How can we suspect Fabry nephropathy as a nephrologist when we are sitting in front of a patient? Well, first, it will be much more common in males than in females. Second, we should ask about family history of kidney disease, of cardiac disease. Third, we should ask about childhood history of pain, of emergency room visits because of pain during fever episodes.
We should ask about if there a history of lacking the ability to sweat. So these patients will be intolerant to exercise because they lose their ability to sweat. We should ask about skin disease, skin lesions in the genitalia. And then, after asking about family history, after asking about personal history, we should focus on the presentation of the patient.
So this will be young males in general, that they patient with proteinuric kidney disease. And a very characteristic feature-- they may have hypertension or normal blood pressure. Usually, individuals with proteinuric kidney disease, with kidney disease of glomerular injury, they will be hypertensive. Fabry patients may be characteristically hypertensive or normotensive.
So differential diagnosis of proteinuric kidney disease with normal or low blood pressure will include Fabry Disease and amyloidosis. Eventually, as glomerular filtration rate goes down, Fabry patients may develop hypertension, but it is usually milder than hypertension found in patients with a similar degree of renal dysfunction.
Finally what is the most common differential diagnosis?
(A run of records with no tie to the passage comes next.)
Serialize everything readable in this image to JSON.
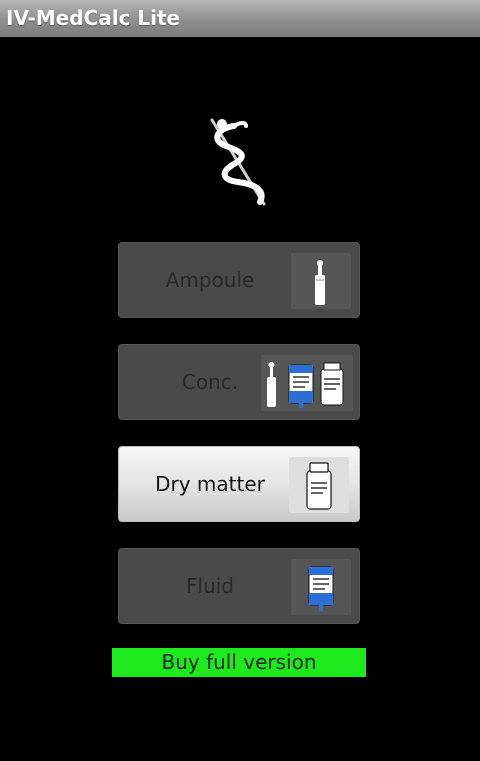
{
  "app": {
    "title": "IV-MedCalc Lite"
  },
  "logo": {
    "icon": "caduceus-snake-icon"
  },
  "menu": {
    "ampoule_label": "Ampoule",
    "conc_label": "Conc.",
    "dry_matter_label": "Dry matter",
    "fluid_label": "Fluid"
  },
  "buy": {
    "label": "Buy full version"
  },
  "colors": {
    "buy_bg": "#1ee81e",
    "bag_blue": "#2c6fd6",
    "inactive_btn": "#4a4a4a"
  }
}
Well, any other proteinuric kidney disease. So diabetes will be quite easy to exclude because glucose levels will be normal. However, any other proteinuric kidney disease may be missed for a Fabry nephropathy. The most common one is focal segmental glomerulosclerosis. Why? Because even if the patient has had a kidney biopsy, if the pathologist is not quite familiar with Fabry Disease, the diagnosis of Fabry disease may be missed.
However, histologically, Fabry patients will have glomerular fibrosis, and the main pathologist use for glomerular fibrosis is glomerulosclerosis. And some glomeruli will be more affected than others, so the histological image will be a histological image of focal segmental glomerulosclerosis.
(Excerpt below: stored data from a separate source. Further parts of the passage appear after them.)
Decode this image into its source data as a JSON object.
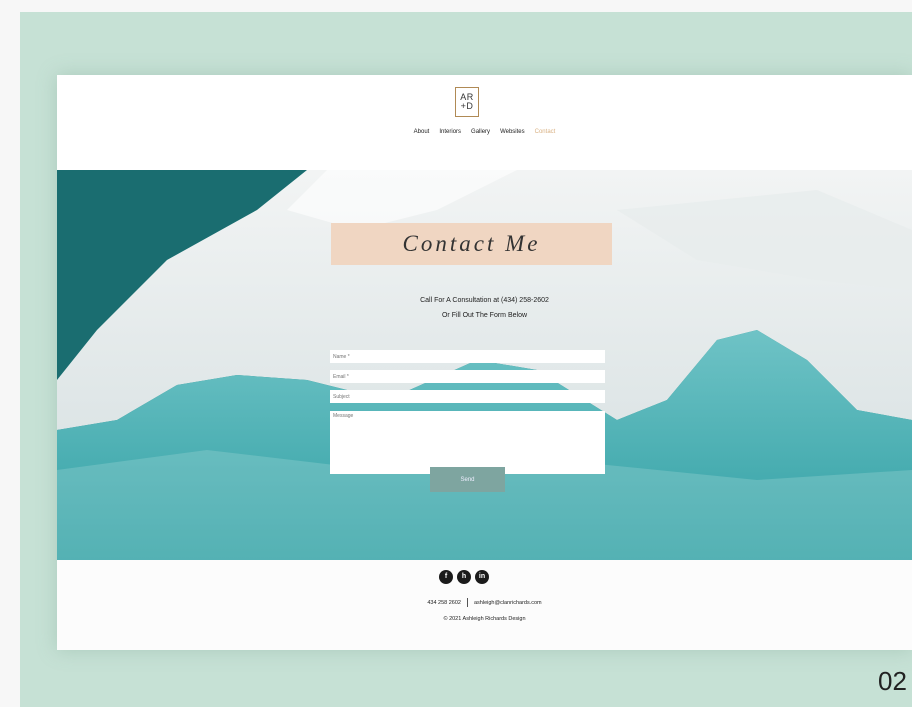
{
  "brand": {
    "logo_line1": "AR",
    "logo_line2": "+D"
  },
  "nav": {
    "items": [
      {
        "label": "About"
      },
      {
        "label": "Interiors"
      },
      {
        "label": "Gallery"
      },
      {
        "label": "Websites"
      },
      {
        "label": "Contact"
      }
    ],
    "active_color": "#d9b183"
  },
  "hero": {
    "title": "Contact Me",
    "sub_line1": "Call For A Consultation at (434) 258-2602",
    "sub_line2": "Or Fill Out The Form Below"
  },
  "form": {
    "name_placeholder": "Name *",
    "email_placeholder": "Email *",
    "subject_placeholder": "Subject",
    "message_placeholder": "Message",
    "send_label": "Send"
  },
  "footer": {
    "social": [
      {
        "icon": "facebook-icon",
        "glyph": "f"
      },
      {
        "icon": "houzz-icon",
        "glyph": "h"
      },
      {
        "icon": "linkedin-icon",
        "glyph": "in"
      }
    ],
    "phone": "434 258 2602",
    "email": "ashleigh@clanrichards.com",
    "copyright": "© 2021 Ashleigh Richards Design"
  },
  "overlay": {
    "corner_number": "02"
  },
  "colors": {
    "mint": "#c6e1d5",
    "title_box": "#f0d6c2",
    "send": "#7ea5a0",
    "teal": "#2a8a86"
  }
}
Always remember that focal segmental glomerulosclerosis is a name in need of a surname. So the meaning of focal segmental glomerulosclerosis is that the pathologist is seeing glomeruli that are dying. They are loose in podocytes, and podocytes have been replaced by fibrosis. So focal segmental glomerulosclerosis, the meaning is, glomeruli are dying. And the key question is, why are glomeruli dying?
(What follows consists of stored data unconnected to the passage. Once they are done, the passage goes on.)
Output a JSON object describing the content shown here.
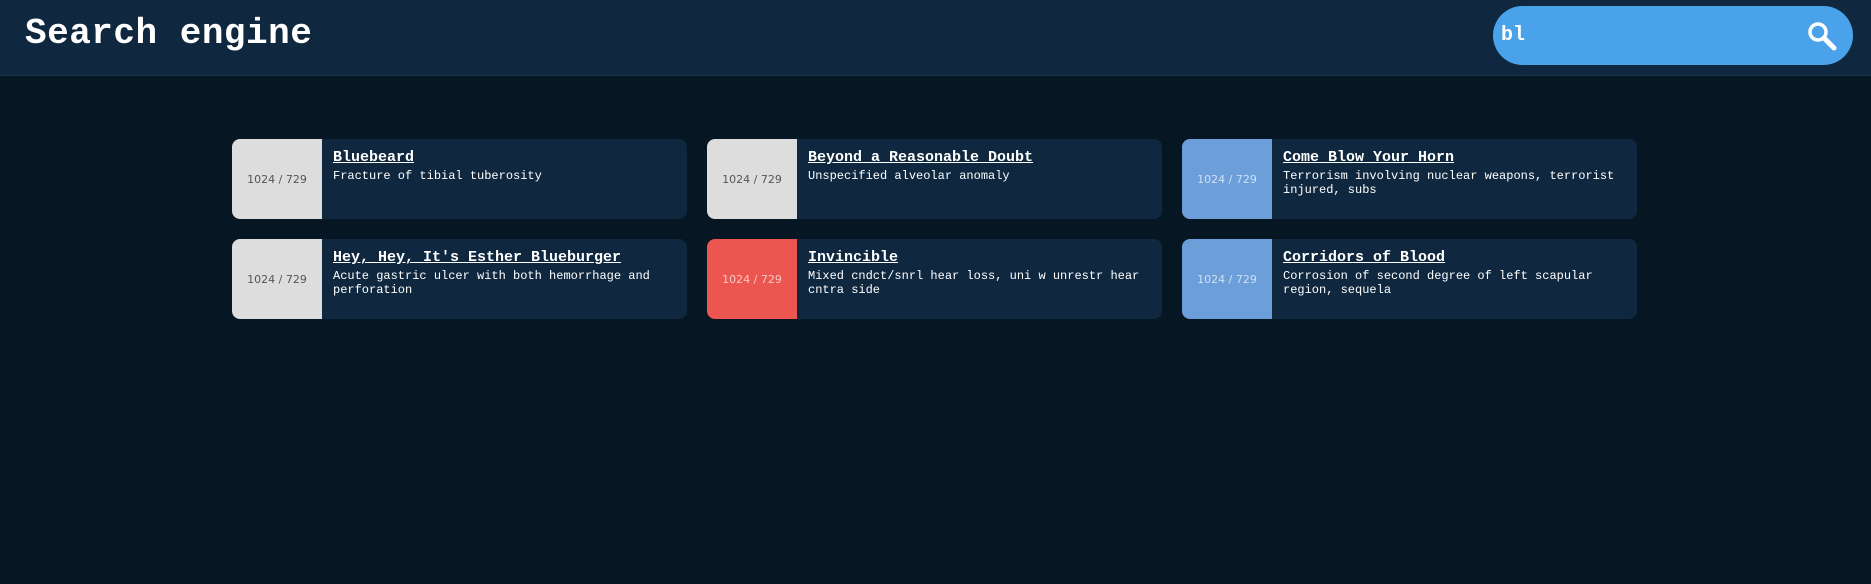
{
  "header": {
    "title": "Search engine"
  },
  "search": {
    "value": "bl",
    "placeholder": "",
    "icon": "search-icon"
  },
  "colors": {
    "header_bg": "#10283f",
    "page_bg": "#061723",
    "search_bg": "#4aa3ea",
    "card_bg": "#10283f"
  },
  "results": [
    {
      "title": "Bluebeard",
      "description": "Fracture of tibial tuberosity",
      "thumb_label": "1024 / 729",
      "thumb_color": "#dddddd"
    },
    {
      "title": "Beyond a Reasonable Doubt",
      "description": "Unspecified alveolar anomaly",
      "thumb_label": "1024 / 729",
      "thumb_color": "#dddddd"
    },
    {
      "title": "Come Blow Your Horn",
      "description": "Terrorism involving nuclear weapons, terrorist injured, subs",
      "thumb_label": "1024 / 729",
      "thumb_color": "#6c9fd9"
    },
    {
      "title": "Hey, Hey, It's Esther Blueburger",
      "description": "Acute gastric ulcer with both hemorrhage and perforation",
      "thumb_label": "1024 / 729",
      "thumb_color": "#dddddd"
    },
    {
      "title": "Invincible",
      "description": "Mixed cndct/snrl hear loss, uni w unrestr hear cntra side",
      "thumb_label": "1024 / 729",
      "thumb_color": "#ed5650"
    },
    {
      "title": "Corridors of Blood",
      "description": "Corrosion of second degree of left scapular region, sequela",
      "thumb_label": "1024 / 729",
      "thumb_color": "#6c9fd9"
    }
  ]
}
So we have a primary focal segmental glomerulosclerosis. We don't know why glomeruli are dying, but we have secondary forms. And one cause of secondary focal segmental glomerulosclerosis is Fabry Disease.
So we should think about Fabry Disease in patients with focal segmental glomerulosclerosis where their surname, the cause of this focal segmental glomerulosclerosis, is not known. Because one potential cause of secondary FSGS, secondary Focal Segmental Glomerulosclerosis, is Fabry Disease.